III. UN DÉFICIT TOUJOURS IMPORTANT QUI NOURRIT L'ACCROISSEMENT DE LA DETTE DE L'ÉTAT
A. UNE AMÉLIORATION TÉNUE DU DÉFICIT
1. Retraité des éléments exceptionnels, le déficit ne s'améliore que de 300 millions d'euros
Le déficit de l'État en comptabilité budgétaire s'élève finalement à 70,5 milliards d'euros en 2015 , contre une prévision initiale de 74,4 milliards d'euros et un déficit budgétaire constaté de 85,6 milliards d'euros en 2014.
Le Gouvernement se targue d'une amélioration du solde budgétaire de 15,0 milliards d'euros entre 2014 et 2015, ramenée à 3 milliards d'euros après retraitement de l'impact exceptionnel du programme d'investissement d'avenir (PIA) de 2014.
Cependant, comme le souligne la Cour des comptes, le déficit constaté en 2014 et 2015 doit être retraité des éléments exceptionnels .
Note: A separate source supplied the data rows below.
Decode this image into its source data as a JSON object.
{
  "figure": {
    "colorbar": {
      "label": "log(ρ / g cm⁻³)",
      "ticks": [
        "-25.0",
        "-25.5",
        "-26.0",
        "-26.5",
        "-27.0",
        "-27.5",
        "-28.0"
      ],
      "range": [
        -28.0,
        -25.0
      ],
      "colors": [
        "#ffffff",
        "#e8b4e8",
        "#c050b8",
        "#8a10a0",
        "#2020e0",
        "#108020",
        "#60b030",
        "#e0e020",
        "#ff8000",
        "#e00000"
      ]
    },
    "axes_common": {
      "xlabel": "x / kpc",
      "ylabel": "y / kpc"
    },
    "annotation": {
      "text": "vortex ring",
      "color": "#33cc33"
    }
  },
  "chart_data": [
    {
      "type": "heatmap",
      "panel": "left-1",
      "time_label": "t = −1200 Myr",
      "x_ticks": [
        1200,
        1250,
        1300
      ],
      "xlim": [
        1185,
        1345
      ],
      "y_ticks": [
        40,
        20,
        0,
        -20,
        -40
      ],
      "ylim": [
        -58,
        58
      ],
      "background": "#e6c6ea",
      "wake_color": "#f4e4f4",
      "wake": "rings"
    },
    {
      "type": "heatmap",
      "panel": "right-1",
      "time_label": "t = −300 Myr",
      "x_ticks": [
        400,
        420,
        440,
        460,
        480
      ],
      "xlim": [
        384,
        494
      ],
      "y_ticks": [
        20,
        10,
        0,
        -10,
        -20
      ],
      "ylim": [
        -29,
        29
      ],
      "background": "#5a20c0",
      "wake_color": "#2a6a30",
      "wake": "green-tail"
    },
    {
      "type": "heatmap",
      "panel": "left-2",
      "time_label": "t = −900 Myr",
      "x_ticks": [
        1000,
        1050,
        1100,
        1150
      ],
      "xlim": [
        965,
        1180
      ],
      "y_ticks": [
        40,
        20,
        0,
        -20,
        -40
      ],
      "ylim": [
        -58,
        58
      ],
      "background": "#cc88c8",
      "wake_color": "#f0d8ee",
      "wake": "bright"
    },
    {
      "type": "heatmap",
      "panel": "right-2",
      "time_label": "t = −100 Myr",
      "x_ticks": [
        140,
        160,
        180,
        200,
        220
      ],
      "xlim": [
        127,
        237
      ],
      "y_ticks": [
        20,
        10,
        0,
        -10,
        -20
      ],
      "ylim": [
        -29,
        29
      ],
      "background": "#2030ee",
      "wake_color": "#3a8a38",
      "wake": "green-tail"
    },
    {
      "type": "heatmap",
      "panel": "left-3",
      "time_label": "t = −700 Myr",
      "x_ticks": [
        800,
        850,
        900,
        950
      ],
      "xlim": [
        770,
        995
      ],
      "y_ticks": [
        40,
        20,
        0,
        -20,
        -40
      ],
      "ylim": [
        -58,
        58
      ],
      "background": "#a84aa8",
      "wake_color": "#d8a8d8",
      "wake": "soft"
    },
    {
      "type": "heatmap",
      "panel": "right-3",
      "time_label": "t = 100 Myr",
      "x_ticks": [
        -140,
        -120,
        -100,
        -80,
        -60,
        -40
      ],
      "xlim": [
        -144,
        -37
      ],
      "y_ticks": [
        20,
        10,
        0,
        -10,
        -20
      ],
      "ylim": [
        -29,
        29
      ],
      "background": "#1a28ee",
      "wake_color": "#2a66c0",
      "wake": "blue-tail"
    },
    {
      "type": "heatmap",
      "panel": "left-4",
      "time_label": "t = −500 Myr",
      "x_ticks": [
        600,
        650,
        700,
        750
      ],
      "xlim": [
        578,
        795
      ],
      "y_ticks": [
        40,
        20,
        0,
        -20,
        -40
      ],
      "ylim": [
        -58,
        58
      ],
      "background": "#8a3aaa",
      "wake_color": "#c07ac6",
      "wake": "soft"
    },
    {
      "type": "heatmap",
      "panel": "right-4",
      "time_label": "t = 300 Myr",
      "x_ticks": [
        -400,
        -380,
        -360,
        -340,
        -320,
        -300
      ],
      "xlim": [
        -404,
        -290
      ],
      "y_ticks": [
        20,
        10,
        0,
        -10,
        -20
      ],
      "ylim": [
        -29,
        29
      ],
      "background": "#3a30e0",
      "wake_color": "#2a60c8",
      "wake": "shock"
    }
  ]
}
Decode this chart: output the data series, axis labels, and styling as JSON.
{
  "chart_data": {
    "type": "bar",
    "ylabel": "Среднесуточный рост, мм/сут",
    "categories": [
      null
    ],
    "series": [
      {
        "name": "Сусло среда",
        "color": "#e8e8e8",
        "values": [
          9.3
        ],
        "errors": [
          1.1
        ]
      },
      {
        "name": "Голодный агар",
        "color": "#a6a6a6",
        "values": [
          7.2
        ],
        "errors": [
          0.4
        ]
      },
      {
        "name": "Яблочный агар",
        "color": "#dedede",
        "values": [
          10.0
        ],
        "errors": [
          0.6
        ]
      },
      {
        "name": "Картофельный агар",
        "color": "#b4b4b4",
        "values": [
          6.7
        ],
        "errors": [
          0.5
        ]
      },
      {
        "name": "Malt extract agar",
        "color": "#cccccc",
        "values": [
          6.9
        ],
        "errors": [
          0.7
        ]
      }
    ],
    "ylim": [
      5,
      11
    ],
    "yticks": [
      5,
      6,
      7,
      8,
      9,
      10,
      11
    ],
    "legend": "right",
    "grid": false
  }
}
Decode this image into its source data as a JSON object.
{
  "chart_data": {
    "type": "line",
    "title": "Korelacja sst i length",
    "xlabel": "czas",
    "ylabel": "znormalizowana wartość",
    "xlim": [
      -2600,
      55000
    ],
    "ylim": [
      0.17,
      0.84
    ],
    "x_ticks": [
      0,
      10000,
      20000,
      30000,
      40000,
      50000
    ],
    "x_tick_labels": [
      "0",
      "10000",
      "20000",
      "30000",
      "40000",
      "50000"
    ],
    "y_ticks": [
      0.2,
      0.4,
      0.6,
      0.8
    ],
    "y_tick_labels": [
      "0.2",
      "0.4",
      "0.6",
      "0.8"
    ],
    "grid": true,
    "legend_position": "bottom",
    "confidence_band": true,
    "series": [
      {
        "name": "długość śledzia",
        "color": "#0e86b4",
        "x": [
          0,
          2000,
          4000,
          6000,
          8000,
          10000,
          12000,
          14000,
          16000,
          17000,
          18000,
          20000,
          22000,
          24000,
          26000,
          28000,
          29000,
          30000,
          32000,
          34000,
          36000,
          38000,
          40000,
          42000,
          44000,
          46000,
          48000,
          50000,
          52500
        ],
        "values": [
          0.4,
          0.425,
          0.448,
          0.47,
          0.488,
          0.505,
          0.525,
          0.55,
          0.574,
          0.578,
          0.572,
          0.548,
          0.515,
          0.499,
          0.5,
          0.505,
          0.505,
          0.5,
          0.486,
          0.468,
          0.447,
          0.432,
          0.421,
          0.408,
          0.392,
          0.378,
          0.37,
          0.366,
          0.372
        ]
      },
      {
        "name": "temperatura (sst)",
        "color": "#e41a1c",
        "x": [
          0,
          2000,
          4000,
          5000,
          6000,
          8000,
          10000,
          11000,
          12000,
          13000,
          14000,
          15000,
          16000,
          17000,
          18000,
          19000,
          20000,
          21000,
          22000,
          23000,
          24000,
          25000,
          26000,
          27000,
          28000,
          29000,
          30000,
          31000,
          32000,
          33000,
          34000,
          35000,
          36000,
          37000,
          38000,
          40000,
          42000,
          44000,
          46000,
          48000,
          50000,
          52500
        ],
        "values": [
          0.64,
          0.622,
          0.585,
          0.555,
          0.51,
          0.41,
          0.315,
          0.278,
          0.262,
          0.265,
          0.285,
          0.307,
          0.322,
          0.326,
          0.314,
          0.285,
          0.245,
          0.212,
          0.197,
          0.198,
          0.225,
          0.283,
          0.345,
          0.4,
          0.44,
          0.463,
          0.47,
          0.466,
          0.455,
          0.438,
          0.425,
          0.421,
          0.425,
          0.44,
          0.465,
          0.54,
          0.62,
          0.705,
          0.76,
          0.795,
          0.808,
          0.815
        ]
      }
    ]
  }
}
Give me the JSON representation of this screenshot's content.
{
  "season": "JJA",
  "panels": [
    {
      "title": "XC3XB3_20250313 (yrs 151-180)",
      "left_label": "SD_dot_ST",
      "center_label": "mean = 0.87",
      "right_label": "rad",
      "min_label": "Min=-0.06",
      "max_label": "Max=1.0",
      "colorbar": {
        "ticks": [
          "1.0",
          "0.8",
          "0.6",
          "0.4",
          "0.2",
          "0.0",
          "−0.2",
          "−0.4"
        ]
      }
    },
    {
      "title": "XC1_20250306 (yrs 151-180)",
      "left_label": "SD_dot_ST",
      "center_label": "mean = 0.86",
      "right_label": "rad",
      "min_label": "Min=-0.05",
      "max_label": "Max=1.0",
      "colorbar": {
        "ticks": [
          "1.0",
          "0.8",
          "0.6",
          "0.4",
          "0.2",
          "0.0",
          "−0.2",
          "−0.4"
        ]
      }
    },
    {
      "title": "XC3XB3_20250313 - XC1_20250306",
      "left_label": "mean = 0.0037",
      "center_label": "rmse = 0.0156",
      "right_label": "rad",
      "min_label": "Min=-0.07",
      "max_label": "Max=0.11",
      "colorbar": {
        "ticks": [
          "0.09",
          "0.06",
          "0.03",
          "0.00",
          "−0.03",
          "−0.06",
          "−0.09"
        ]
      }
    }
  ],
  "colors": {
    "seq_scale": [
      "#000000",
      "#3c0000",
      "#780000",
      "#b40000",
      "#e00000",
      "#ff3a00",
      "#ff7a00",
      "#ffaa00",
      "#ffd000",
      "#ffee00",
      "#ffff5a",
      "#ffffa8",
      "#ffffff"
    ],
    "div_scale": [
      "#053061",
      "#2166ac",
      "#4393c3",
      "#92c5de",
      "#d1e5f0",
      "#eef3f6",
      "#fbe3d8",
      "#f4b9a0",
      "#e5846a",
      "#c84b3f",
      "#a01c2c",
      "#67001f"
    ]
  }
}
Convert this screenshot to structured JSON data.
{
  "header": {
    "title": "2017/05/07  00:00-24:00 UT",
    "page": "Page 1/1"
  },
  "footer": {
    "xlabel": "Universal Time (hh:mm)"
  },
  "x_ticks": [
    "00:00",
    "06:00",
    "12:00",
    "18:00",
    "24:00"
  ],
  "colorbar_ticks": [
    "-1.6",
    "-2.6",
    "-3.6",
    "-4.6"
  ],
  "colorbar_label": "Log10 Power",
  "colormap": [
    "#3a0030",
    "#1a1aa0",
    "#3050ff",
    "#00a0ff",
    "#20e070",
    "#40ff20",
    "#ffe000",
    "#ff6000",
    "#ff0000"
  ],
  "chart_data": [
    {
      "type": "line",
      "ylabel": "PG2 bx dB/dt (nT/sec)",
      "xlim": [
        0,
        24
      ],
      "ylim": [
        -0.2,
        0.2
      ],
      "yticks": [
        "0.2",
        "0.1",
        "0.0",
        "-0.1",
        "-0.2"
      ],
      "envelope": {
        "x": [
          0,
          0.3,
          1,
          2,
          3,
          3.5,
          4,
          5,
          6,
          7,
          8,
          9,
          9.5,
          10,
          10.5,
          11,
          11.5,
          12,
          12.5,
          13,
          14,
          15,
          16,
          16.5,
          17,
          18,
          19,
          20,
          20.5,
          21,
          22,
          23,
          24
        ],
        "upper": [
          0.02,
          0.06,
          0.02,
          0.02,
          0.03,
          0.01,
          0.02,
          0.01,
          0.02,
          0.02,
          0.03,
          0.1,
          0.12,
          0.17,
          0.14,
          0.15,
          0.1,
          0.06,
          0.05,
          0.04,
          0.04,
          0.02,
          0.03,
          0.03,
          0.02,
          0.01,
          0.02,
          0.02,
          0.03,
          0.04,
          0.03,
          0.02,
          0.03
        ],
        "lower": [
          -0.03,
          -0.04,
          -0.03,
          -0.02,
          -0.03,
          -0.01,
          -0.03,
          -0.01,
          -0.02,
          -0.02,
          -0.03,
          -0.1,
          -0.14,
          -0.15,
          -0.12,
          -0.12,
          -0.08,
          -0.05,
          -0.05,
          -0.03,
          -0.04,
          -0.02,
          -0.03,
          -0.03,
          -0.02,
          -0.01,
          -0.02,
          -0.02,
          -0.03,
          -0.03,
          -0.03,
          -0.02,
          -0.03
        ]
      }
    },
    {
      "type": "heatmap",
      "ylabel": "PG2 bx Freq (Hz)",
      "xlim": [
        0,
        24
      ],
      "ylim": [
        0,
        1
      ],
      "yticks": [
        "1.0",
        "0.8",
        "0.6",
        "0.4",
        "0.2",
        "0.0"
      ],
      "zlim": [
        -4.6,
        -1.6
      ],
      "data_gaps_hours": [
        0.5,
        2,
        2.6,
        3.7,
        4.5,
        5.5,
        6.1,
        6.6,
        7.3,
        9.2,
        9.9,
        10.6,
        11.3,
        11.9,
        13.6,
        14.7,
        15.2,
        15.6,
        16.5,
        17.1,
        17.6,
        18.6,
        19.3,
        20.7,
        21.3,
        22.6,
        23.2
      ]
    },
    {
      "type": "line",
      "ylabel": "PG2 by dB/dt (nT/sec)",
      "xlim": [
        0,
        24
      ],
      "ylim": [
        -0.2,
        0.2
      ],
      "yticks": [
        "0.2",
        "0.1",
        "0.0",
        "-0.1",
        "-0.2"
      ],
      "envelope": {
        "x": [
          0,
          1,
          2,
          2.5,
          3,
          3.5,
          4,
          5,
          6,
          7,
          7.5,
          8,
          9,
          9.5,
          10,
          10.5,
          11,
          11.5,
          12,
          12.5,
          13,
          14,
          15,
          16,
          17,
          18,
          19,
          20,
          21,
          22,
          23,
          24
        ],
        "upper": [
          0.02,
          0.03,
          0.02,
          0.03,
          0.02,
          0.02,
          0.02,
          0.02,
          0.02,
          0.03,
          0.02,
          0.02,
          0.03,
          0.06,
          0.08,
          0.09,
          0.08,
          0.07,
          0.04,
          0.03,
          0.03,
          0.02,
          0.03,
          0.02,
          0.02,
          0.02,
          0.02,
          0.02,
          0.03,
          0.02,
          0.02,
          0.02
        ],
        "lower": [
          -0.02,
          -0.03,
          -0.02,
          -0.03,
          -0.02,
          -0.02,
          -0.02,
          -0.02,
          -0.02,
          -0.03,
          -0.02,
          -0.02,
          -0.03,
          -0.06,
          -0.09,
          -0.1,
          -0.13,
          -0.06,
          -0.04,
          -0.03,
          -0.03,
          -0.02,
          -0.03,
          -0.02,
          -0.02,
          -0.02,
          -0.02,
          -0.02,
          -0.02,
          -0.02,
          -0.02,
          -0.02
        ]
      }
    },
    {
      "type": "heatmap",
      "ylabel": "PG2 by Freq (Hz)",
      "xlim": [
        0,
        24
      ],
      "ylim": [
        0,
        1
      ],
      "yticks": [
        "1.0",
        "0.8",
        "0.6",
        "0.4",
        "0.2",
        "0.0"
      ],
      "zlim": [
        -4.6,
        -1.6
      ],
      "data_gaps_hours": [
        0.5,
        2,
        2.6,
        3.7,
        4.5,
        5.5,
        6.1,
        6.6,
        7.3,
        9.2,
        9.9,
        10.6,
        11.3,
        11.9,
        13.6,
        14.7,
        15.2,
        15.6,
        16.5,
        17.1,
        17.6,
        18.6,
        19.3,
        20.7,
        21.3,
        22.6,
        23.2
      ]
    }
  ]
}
Il ne suffit pas de retrancher le montant du deuxième programme d'investissements d'avenir (11 milliards d'euros) du déficit 2014, comme le Gouvernement le fait : doit également être neutralisée la contribution française au mécanisme européen de solidarité (MES) versée en 2014, pour 3,3 milliards d'euros. Le solde 2015 doit, quant à lui, inclure les décaissements des organismes dans le cadre du PIA.
Le déficit 2014 s'élève alors à 74,3 milliards d'euros et le solde budgétaire 2015 à 74,0 milliards d'euros : l'amélioration réelle n'est donc que de 300 millions d'euros .
Graphique n°
37
:
Évolution du solde budgétaire effectif et
retraité
depuis 2011
(en milliards d'euros)
Source : commission des finances du Sénat, d'après la Cour des comptes
Le Gouvernement conteste cette analyse au motif que le critère permettant de distinguer les dépenses considérées comme « exceptionnelles » des dépenses « normales » n'est pas défini de façon précise. Ainsi, dans leur réponse commune au rapport sur le budget de l'État 2015 de la Cour des comptes, le ministre des finances et des comptes publics et le secrétaire d'État chargé du budget indiquent que « la détermination du caractère exceptionnel d'un événement budgétaire est malaisée et subjective ».
Votre rapporteur général souscrit pleinement à ces propos.
Ce flou explique d'ailleurs que le Gouvernement ait pu se servir de la notion de ressources « exceptionnelles » pour diminuer artificiellement - et en vain - la norme de dépenses , comme cela a été le cas avec les recettes du CAS « Hertzien », ou encore pour affirmer que le programme d'investissement d'avenir constituait une dépense « exceptionnelle » tout en utilisant ses fonds pour financer des dépenses auparavant prises en charge par le budget général : les débudgétisations liées au PIA s'élèvent à 2,5 milliards d'euros , soit 20 % des fonds du deuxième programme d'investissement d'avenir.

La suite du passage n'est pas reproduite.